Sports in the courts

Heels' Hairston faces marijuana charge

Durham police have charged North Carolina leading scorer P.J. Hairston with marijuana possession following a traffic stop.

Officers stopped Hairston at a license checkpoint Wednesday night. Police also arrested two passengers and charged all three men with possessing a half-ounce of marijuana or less. Hairston averaged 18 points and shot 40 percent on three-pointers over the final 13 games after becoming a sophomore starter in a four-guard lineup.

In Montgomery, Ala., former Auburn basketball player Varez Ward pleaded not guilty Thursday to charges that he conspired to fix a 2012 game that his team lost to Arkansas.

Pennsylvania Gov.
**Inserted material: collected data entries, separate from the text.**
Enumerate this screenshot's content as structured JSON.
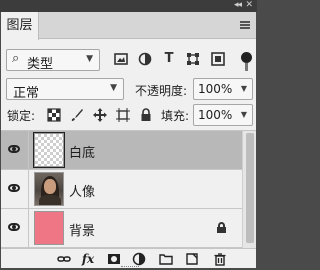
{
  "window": {
    "collapse_icon": "double-chevron-icon",
    "close_icon": "close-icon"
  },
  "panel": {
    "tab_label": "图层",
    "menu_icon": "hamburger-menu-icon"
  },
  "filter": {
    "kind_label": "类型",
    "icons": [
      "image-filter-icon",
      "adjustment-filter-icon",
      "type-filter-icon",
      "shape-filter-icon",
      "smart-object-filter-icon"
    ],
    "toggle_on": true
  },
  "blending": {
    "mode": "正常",
    "opacity_label": "不透明度:",
    "opacity_value": "100%"
  },
  "lock": {
    "label": "锁定:",
    "icons": [
      "lock-transparent-pixels-icon",
      "lock-image-pixels-icon",
      "lock-position-icon",
      "lock-artboard-icon",
      "lock-all-icon"
    ],
    "fill_label": "填充:",
    "fill_value": "100%"
  },
  "layers": [
    {
      "name": "白底",
      "visible": true,
      "selected": true,
      "thumb": "transparent",
      "locked": false
    },
    {
      "name": "人像",
      "visible": true,
      "selected": false,
      "thumb": "photo",
      "locked": false
    },
    {
      "name": "背景",
      "visible": true,
      "selected": false,
      "thumb": "pink",
      "thumb_color": "#ee7685",
      "locked": true
    }
  ],
  "footer": {
    "fx_label": "fx",
    "icons": [
      "link-layers-icon",
      "layer-style-icon",
      "add-mask-icon",
      "new-adjustment-layer-icon",
      "new-group-icon",
      "new-layer-icon",
      "delete-layer-icon"
    ]
  }
}
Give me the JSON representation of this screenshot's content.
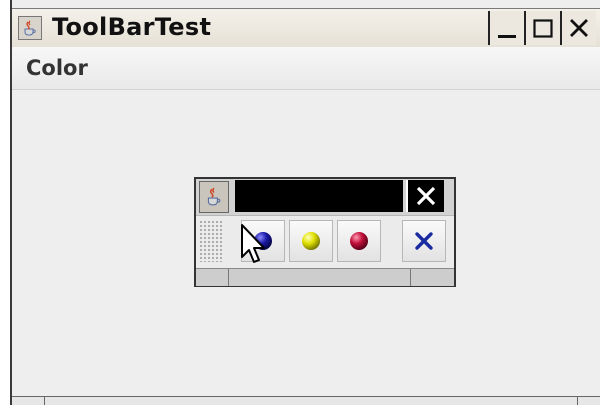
{
  "window": {
    "title": "ToolBarTest",
    "title_icon": "java-cup-icon",
    "controls": [
      "minimize-icon",
      "maximize-icon",
      "close-icon"
    ]
  },
  "menubar": {
    "items": [
      "Color"
    ]
  },
  "floating_toolbar": {
    "title": "",
    "icon": "java-cup-icon",
    "close_icon": "close-icon",
    "buttons": [
      {
        "name": "blue-ball-button",
        "icon": "blue-ball-icon",
        "color": "#1a1aa8"
      },
      {
        "name": "yellow-ball-button",
        "icon": "yellow-ball-icon",
        "color": "#e0e000"
      },
      {
        "name": "red-ball-button",
        "icon": "red-ball-icon",
        "color": "#c0103a"
      },
      {
        "name": "exit-button",
        "icon": "blue-x-icon",
        "color": "#1a2aa0"
      }
    ]
  },
  "colors": {
    "background": "#eeeeee",
    "titlebar": "#ece8e0",
    "toolbar_title": "#000000"
  }
}
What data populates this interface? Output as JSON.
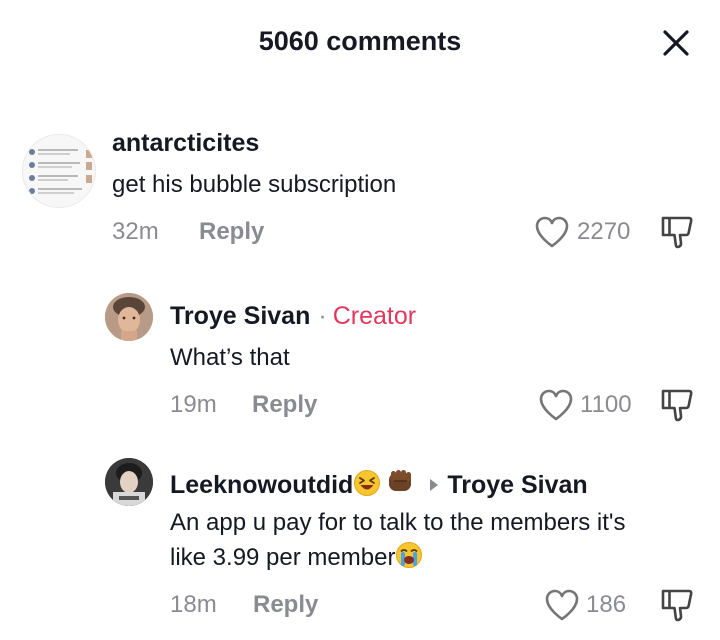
{
  "header": {
    "title": "5060 comments"
  },
  "comments": [
    {
      "username": "antarcticites",
      "text": "get his bubble subscription",
      "time": "32m",
      "reply_label": "Reply",
      "likes": "2270"
    },
    {
      "username": "Troye Sivan",
      "creator_label": "Creator",
      "text": "What’s that",
      "time": "19m",
      "reply_label": "Reply",
      "likes": "1100"
    },
    {
      "username": "Leeknowoutdid",
      "reply_to": "Troye Sivan",
      "text_line1": "An app u pay for to talk to the members it's",
      "text_line2": "like 3.99 per member",
      "time": "18m",
      "reply_label": "Reply",
      "likes": "186"
    }
  ],
  "colors": {
    "text": "#161823",
    "secondary": "#8a8b91",
    "creator": "#e0385e"
  },
  "icons": [
    "close-icon",
    "heart-icon",
    "dislike-icon",
    "caret-right-icon",
    "laughing-emoji-icon",
    "fist-emoji-icon",
    "crying-emoji-icon"
  ]
}
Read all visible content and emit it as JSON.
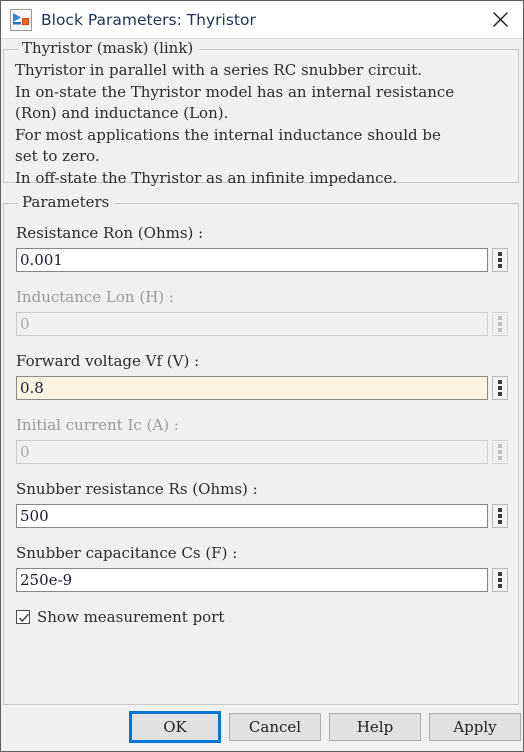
{
  "window": {
    "title": "Block Parameters: Thyristor",
    "icon": "simulink-block-icon",
    "close_icon": "close-icon"
  },
  "description_group": {
    "legend": "Thyristor (mask) (link)",
    "body": "Thyristor in parallel with a series RC snubber circuit.\nIn on-state the Thyristor model has an internal resistance\n(Ron) and inductance (Lon).\nFor most applications the internal inductance should be\nset to zero.\nIn off-state the Thyristor as an infinite impedance."
  },
  "parameters_group": {
    "legend": "Parameters",
    "fields": [
      {
        "name": "resistance-ron",
        "label": "Resistance Ron (Ohms) :",
        "value": "0.001",
        "placeholder": "",
        "disabled": false,
        "focused": false,
        "spinner_icon": "vertical-dots-icon"
      },
      {
        "name": "inductance-lon",
        "label": "Inductance Lon (H) :",
        "value": "0",
        "placeholder": "",
        "disabled": true,
        "focused": false,
        "spinner_icon": "vertical-dots-icon"
      },
      {
        "name": "forward-voltage-vf",
        "label": "Forward voltage Vf (V) :",
        "value": "0.8",
        "placeholder": "",
        "disabled": false,
        "focused": true,
        "spinner_icon": "vertical-dots-icon"
      },
      {
        "name": "initial-current-ic",
        "label": "Initial current Ic (A) :",
        "value": "0",
        "placeholder": "",
        "disabled": true,
        "focused": false,
        "spinner_icon": "vertical-dots-icon"
      },
      {
        "name": "snubber-resistance-rs",
        "label": "Snubber resistance Rs (Ohms) :",
        "value": "500",
        "placeholder": "",
        "disabled": false,
        "focused": false,
        "spinner_icon": "vertical-dots-icon"
      },
      {
        "name": "snubber-capacitance-cs",
        "label": "Snubber capacitance Cs (F) :",
        "value": "250e-9",
        "placeholder": "",
        "disabled": false,
        "focused": false,
        "spinner_icon": "vertical-dots-icon"
      }
    ],
    "checkbox": {
      "name": "show-measurement-port",
      "label": "Show measurement port",
      "checked": true
    }
  },
  "buttons": [
    {
      "name": "ok-button",
      "label": "OK",
      "default": true
    },
    {
      "name": "cancel-button",
      "label": "Cancel",
      "default": false
    },
    {
      "name": "help-button",
      "label": "Help",
      "default": false
    },
    {
      "name": "apply-button",
      "label": "Apply",
      "default": false
    }
  ],
  "colors": {
    "dialog_bg": "#f0f0f0",
    "titlebar_bg": "#ffffff",
    "title_text": "#1d3557",
    "focus_field_bg": "#fdf3e1",
    "default_button_border": "#0078d7",
    "group_border": "#c8c8c8",
    "disabled_text": "#9a9a9a"
  }
}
Tom Corbett's attempt to reverse the sanctions imposed on Penn State by suing the NCAA was rejected by a federal judge Thursday. Judge Yvette Kane dismissed the antitrust argument that the $60 million fine against Penn State, the bowl ban and scholarship reduction would make Penn State a weaker competitor and subsequently hurt local businesses dependent on football.


ETC.

Martin hires Clark to assist Gamecocks

South Carolina Coach Frank Martin has hired former Tulane and Miami head coach Perry Clark to replace top assistant Brad Underwood, who become Stephen F. Austin's head coach in April.

Clark, whose last job was as head coach at Texas A&M Corpus Christi, has more than 30 years of experience at the collegiate level. Clark's teams won 20 games or more seven times and made nine post-season appearances. "He is someone who understands the land of recruiting as well as anyone in the country," Martin said.

In Martin's first season at South Carolina the Gamecocks finished 14-18, going just 4-14 in SEC play.

Quarterback Robert Griffin III says "without a doubt" that he expects to be fully recovered from knee surgery and in uniform when the Washington Redskins open camp on July 25 in Richmond.

Thursday night's game in Savannah between the Lexington Legends and the Sand Gnats was rained out.


The last word

San Antonio Spurs Coach Gregg Popovich, asked to comment on the firing of his friend George Karl by the Denver Nuggets:

"It's a pretty volatile job being the head coach in the NBA. But nobody makes us do it. If you've got a job in the NBA, you know it's pretty volatile. It's a fact. The grass is greener, for the most part. The sky is kind of blue. And that's the way it is."